Innanzi tutto mi scuso per la lunga assenza dal blog: sono stato via per lavoro tutta la scorsa settimana, e sono riuscito a malapena a rispondere ai vari messaggi e a dare sbirciate furtive ai miei blog preferiti. Ritorno però presentandovi il mio ristorante preferito a Tokyo: il Cafe Eight. Il locale nasce nel 2000 ed è uno dei punti di riferimento principali del vegetarianesimo nipponico. Il ristorante propone esclusivamente piatti vegan, motivazione fondamentale è il rispetto verso gli animali, accompagnato da ragioni ambientali e salutistiche.

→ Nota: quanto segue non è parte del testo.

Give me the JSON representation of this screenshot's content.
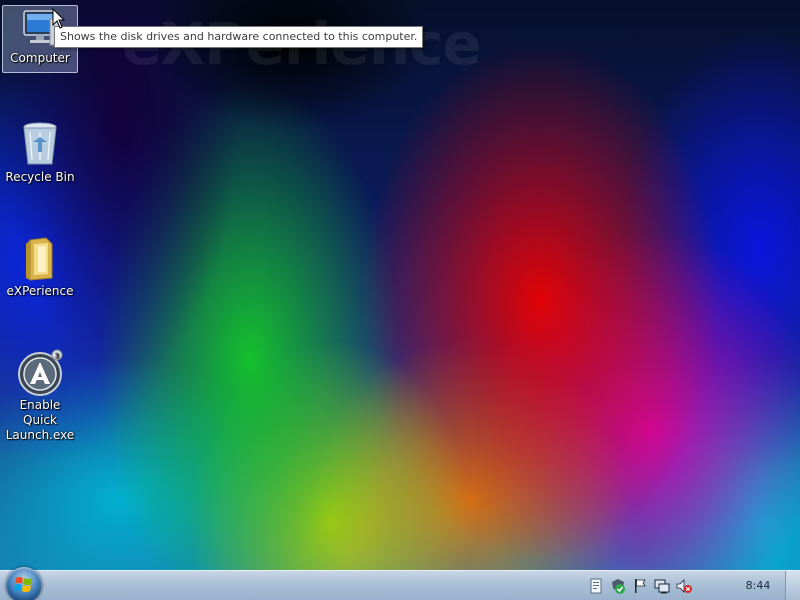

Nell’impostazione è sicuramente molto occidentale, anche se la cura del servizio e della presentazione dei piatti è tutta di matrice giapponese.
L’arredamento in legno, le luci soffuse, la musica lounge di sottofondo ne fanno una cornice ideale per una piacevole serata.

La cucina, frutto di un attendo bilanciamento tra tradizione locale e gastronomia di derivazione europea e nordamericana, è molto interessante per i suoi accostamenti e per l’utilizzo di ingredienti di elevata qualità.


Tra le specialità, gli involtini primavera di avocado, la bruschetta di tofu-cheese, i tacos messicani, i burger vegetali, e ancora i piatti di pasta di derivazione italiana e i sandwich con bistecca di tofu.
Grande cura è data ai dessert, a scelta libera da un fornito banco-frigo: spiccano le crostate di frutta, la crostata moka-choco, la tofu-cheese cake, il tiramisù e il dolce di cocco e fichi.

Nel ristorante è possibile inoltre acquistare oggettistica col marchio del ristorante, nonché i tre ricettari, di cui uno dedicato esclusivamente ai loro ricercati dessert, con tutti i loro migliori piatti (sì, sono scritti solo in giapponese…).

Cafe Eight
3-17-7 Aobadai
Meguro
Tokyo
Tel. +81-(0)3-54585262
www.cafe8.jp
Stazione: Ikejiri Ohashi, linea Hanzomon
Tutti i giorni, 11 - 22 (ultimo ordine alle 21.30)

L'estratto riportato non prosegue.